Pract Neurol. 2012 Apr;12(2):108-15

Abstract: Os estudos de condução nervosa (NCS) são utilizados para investigar processos difusos como polineuropatias e doença do neurônio motor, processos multifocais como mononeurite múltipla e neuropatias focais, como síndrome do túnel do carpo. Eles são altamente sensíveis em detectar doenças no sistema nervoso periférico, permitem uma localização anatômica precisa da lesão e são centrais na classificação da fisiopatologia subjacente. Assim como outros testes funcionais, a especificidade é relativamente pobre. Embora existam alguns padrões específicos, em geral uma neuropatia comprimento-dependente , por exemplo, se parece muito com outra, independente da etiologia. Então, enquanto os NCS pode afunilar a fisiopatologia subjacente (ex. axonal vs desmielinizante), e dar uma ideia da gravidade do processo, eles são adjuvantes de outros testes mais específicos para determinar o diagnóstico final. Semelhantemente, como revelam um quadro transversal da função do sistema nervoso periférico, um único estudo não é informativo se um processo é estático ou progressivo. Para esta informação, a repetição dos estudos pode ser necessária.
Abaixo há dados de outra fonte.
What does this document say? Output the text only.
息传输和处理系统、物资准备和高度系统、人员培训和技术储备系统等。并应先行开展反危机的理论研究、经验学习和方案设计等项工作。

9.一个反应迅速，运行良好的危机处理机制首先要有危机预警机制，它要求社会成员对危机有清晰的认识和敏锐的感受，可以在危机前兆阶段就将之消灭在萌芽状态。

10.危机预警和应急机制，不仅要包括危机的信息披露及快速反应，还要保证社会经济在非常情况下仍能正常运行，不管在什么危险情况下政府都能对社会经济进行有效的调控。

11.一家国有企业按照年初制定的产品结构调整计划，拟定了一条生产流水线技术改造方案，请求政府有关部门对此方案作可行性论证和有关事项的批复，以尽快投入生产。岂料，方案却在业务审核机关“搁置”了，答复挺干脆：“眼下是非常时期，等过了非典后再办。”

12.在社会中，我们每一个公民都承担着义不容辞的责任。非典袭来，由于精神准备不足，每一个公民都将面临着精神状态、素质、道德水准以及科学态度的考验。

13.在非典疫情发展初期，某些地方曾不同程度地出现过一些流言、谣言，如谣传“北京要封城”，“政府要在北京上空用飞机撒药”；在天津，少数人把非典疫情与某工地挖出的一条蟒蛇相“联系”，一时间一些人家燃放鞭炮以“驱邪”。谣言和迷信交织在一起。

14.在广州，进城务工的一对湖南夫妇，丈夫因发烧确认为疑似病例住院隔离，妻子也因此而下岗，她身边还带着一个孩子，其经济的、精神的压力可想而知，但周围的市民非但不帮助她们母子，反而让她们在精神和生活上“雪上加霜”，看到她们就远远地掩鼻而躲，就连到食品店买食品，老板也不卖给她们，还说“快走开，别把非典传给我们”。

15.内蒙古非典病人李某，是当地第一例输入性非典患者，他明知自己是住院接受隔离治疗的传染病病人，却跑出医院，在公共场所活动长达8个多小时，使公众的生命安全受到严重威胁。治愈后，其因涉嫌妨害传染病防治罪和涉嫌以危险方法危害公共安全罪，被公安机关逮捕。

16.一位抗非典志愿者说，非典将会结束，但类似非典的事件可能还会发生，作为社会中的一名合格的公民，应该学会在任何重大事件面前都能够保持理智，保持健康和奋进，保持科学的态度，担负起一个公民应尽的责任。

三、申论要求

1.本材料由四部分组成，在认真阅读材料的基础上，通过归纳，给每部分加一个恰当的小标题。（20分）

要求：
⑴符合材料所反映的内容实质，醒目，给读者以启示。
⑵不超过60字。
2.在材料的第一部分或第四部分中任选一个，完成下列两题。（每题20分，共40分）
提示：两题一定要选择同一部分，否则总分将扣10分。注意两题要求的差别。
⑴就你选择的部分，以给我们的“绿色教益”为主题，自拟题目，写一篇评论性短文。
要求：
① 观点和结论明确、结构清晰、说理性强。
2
Comentário: Embora o título sugira um artigo do gênero “Estudos de condução nervosa para ‘Dummies’” o trabalho é completo e interessante. Consegue apresentar de forma clara os estudos da condução nervosa utilizados rotineiramente, sem simplificar ao extremo. Conceitos como potenciais de ação sensitivos, potenciais de ação musculares compostos, ondas-F e ondas-A são definidos e explica-se como são obtidos. De grande valor para quem interpreta laudos de ENMG na prática diária.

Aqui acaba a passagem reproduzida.